When the industrial revolution introduced mechanised looms into an industry based on traditional weaving skills, ribbon making declined and Coventry began to reinvent itself as the centre of the British cycle industry until, at the end of the 1890s, the Daimler company started to build cars.
Archive material at the Herbert Museum is presented in folders bound by woven ribbons - achival tape. Work made @Meter Room is informed by both the archive and the archive binding, and by found objects (including 2 bycycle wheels and a metal door grill) which were wrapped up, or tied with ribbon.
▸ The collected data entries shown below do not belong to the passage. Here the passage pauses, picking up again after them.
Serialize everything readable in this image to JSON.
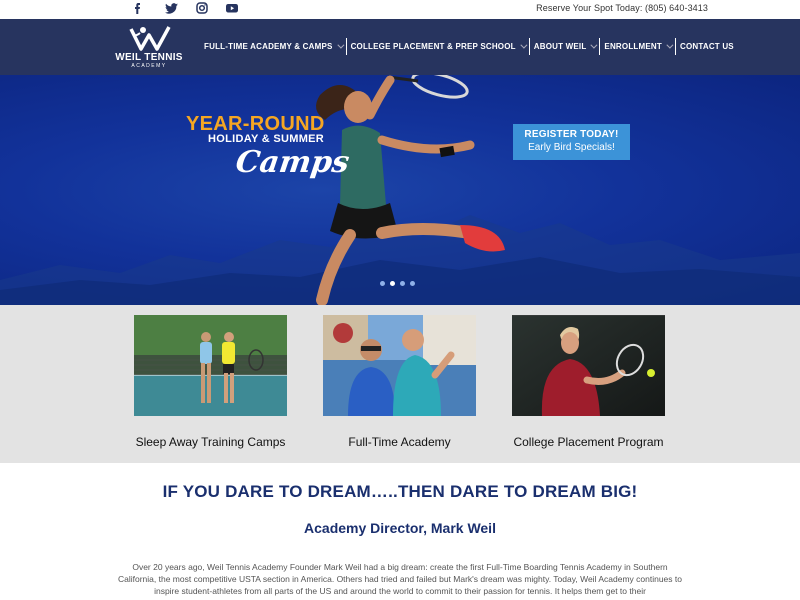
{
  "topbar": {
    "social_icons": [
      "facebook-icon",
      "twitter-icon",
      "instagram-icon",
      "youtube-icon"
    ],
    "reserve_text": "Reserve Your Spot Today: (805) 640-3413"
  },
  "logo": {
    "name": "WEIL TENNIS",
    "sub": "ACADEMY"
  },
  "nav": {
    "items": [
      {
        "label": "FULL-TIME ACADEMY & CAMPS",
        "dropdown": true
      },
      {
        "label": "COLLEGE PLACEMENT & PREP SCHOOL",
        "dropdown": true
      },
      {
        "label": "ABOUT WEIL",
        "dropdown": true
      },
      {
        "label": "ENROLLMENT",
        "dropdown": true
      },
      {
        "label": "CONTACT US",
        "dropdown": false
      }
    ]
  },
  "hero": {
    "title_1": "YEAR-ROUND",
    "title_2": "HOLIDAY & SUMMER",
    "title_3": "Camps",
    "cta_line_1": "REGISTER TODAY!",
    "cta_line_2": "Early Bird Specials!",
    "slide_count": 4,
    "active_slide": 1
  },
  "programs": [
    {
      "caption": "Sleep Away Training Camps"
    },
    {
      "caption": "Full-Time Academy"
    },
    {
      "caption": "College Placement Program"
    }
  ],
  "content": {
    "headline": "IF YOU DARE TO DREAM…..THEN DARE TO DREAM BIG!",
    "subhead": "Academy Director, Mark Weil",
    "body": "Over 20 years ago, Weil Tennis Academy Founder Mark Weil had a big dream: create the first Full-Time Boarding Tennis Academy in Southern California, the most competitive USTA section in America. Others had tried and failed but Mark's dream was mighty. Today, Weil Academy continues to inspire student-athletes from all parts of the US and around the world to commit to their passion for tennis. It helps them get to their"
  },
  "colors": {
    "nav_bg": "#27345f",
    "hero_blue": "#12329a",
    "accent_orange": "#f5a623",
    "cta_blue": "#3c93d8",
    "heading_navy": "#1a2f6e",
    "programs_bg": "#e3e3e3"
  }
}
The Point was an iconic building in the Centre of Coventry, a splendid Brutalist,1969 built, concrete,13 storey tower in two parts joined by glass walkways. It was demolished at the end of the summer, 2020. Rubble from the final days of the demolition was collected, documented, wrapped and tied. Emptied, the paper wrappings and woven ribbons are an archive of (a tiny part of) the absent building, and the pile of rubble an unlikely, fragmented, monument to the unstoppable and seemingly endless rebuilding of Coventry.
A bound bicycle wheel was tied to the gates and fences of the demolition site, and the gates tied together before the construction workers arrived for the day.